I’m lying in bed at 3am sick to my stomach over how many of our listeners might react to our conversation about Mayim Bialik’s Times editorial. I cannot bear the thought of hurting those already traumatized further with our conversations about sexual assault. And I have real questions and concerns I can’t shake about the effects of our misogynist culture that I don’t know how to ask without it being seen as victim-blaming.
What I’ve tried to convey (unsuccessfully) from the beginning is that I don’t believe human beings are evil and I do believe that portraying them as such is harmful. I regret now our “No nuance for Nazi” tagline that has now grown into “No nuance for the NRA” and even “No nuance for Mayim Bialik” - who for all her flaws seems a long way away from a Nazi. What we were trying to convey is that nuance doesn’t mean moral ambiguity - some acts and beliefs are wrong and immoral and even evil without equivocation.
However, I’m afraid that “No nuance for ….” has morphed into “There’s no room for conversation or questions.” I believe where a situation contains another human being there is always room for conversation - even if that person is a Nazi or Harvey Weinstein. We share 99.9% of our DNA with each other and that means we are more alike than we are different. No matter how heinous the act, I don’t believe anything is gained by putting the actor in a box labelled “Other” and telling ourselves we would never do that. Rather, I believe it’s important to acknowledge that given the right circumstance we could and ask ourselves, “Why?”
i keep thinking about what I believe to be the most brilliant pieces of media produced in the past decade - OJ: Made in America. I find OJ Simpson to be abhorrent - a murdering egomaniac without remorse or regret. In fact, were I to believe in evil I’d certainly apply it to him. However, it would be a short and unsatisfying documentary if Ezra Edelman had said, “No nuance for OJ. The end!” Instead, he spent 467 minutes asking questions about OJ and not always providing answers. And yet nobody thought Ezra Edelman was blaming Nicole Brown Simpson or Ron Goldman for their own deaths.

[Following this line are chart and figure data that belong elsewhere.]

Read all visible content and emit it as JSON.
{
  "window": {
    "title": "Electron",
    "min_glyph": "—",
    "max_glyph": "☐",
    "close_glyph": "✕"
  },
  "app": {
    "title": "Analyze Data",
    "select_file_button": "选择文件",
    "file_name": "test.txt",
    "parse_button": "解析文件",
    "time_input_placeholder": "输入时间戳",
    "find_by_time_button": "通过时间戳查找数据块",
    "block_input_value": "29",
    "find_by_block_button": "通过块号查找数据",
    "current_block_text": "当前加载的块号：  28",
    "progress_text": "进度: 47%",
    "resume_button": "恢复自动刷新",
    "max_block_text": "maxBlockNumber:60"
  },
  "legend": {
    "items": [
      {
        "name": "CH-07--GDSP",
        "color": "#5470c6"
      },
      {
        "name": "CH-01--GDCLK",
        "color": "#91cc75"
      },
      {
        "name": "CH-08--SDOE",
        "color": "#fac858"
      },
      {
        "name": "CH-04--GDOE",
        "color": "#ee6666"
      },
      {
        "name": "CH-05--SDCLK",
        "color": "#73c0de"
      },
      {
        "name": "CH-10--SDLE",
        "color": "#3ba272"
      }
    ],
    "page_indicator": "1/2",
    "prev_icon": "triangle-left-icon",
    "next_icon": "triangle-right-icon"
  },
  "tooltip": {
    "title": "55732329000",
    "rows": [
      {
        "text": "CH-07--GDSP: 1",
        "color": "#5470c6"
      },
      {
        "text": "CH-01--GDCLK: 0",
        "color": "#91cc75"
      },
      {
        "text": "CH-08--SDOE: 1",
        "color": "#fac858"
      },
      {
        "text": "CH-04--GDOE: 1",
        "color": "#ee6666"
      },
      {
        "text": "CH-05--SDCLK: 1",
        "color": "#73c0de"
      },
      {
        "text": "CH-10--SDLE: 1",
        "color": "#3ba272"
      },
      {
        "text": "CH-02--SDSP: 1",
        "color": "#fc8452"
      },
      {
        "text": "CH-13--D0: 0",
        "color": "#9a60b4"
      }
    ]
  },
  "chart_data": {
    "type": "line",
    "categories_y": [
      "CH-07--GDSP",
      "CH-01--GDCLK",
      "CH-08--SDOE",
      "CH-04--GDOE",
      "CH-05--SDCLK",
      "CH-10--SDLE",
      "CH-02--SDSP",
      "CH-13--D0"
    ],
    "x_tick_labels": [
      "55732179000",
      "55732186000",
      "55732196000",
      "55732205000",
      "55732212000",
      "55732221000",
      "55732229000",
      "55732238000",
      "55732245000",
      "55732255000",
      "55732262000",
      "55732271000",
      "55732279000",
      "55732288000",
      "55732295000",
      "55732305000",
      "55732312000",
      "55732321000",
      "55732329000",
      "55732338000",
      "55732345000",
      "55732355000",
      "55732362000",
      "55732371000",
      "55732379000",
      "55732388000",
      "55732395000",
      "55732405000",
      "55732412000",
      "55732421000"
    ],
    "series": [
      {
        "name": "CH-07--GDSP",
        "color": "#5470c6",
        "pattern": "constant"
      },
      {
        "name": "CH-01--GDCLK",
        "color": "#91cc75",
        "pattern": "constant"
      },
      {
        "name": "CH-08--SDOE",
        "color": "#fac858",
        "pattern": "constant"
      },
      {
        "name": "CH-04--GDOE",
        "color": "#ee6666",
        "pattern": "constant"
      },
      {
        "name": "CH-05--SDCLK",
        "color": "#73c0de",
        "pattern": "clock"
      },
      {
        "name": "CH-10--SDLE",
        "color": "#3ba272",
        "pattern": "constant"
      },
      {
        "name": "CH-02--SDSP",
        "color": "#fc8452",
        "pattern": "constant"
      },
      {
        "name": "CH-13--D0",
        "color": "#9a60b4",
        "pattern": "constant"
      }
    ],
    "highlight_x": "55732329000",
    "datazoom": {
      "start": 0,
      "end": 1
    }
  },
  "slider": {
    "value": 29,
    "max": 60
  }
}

The idea of victim-blaming itself seems to have taken on a life of its own and morphed into a purity test of sorts. I do believe Mayim Bialik was asking interesting and important questions about the complicity of an industry built on the sexual objectification of women, even if she did not do so in the most graceful way. I also believe she was arguing she feels empowered by her choices regarding modesty and sexuality. There are many, many women who feel the same way and I do not believe they should be shamed for those beliefs. I also don’t think it’s not a bridge too far to cross to decide a self-described feminist with a PhD in neuroscience - no matter how inarticulately she explained herself - would never argue that women can protect themselves from sexual assault through the clothes they wear.
That is not to say she got it all right. She very clearly did not. In fact, she seems to be making the mistake I’ve made over and over again - which is attempting to deal with a fraught subject matter in too few words or in too short of a time. However, making a point inarticulately does not mean you deserve to have the worst motives possible ascribed to you. When you publish an essay in the Times, you open yourself up to criticism (obviously). But let’s make the criticism count. Let’s move the conversation forward - not shut it down by shaming her.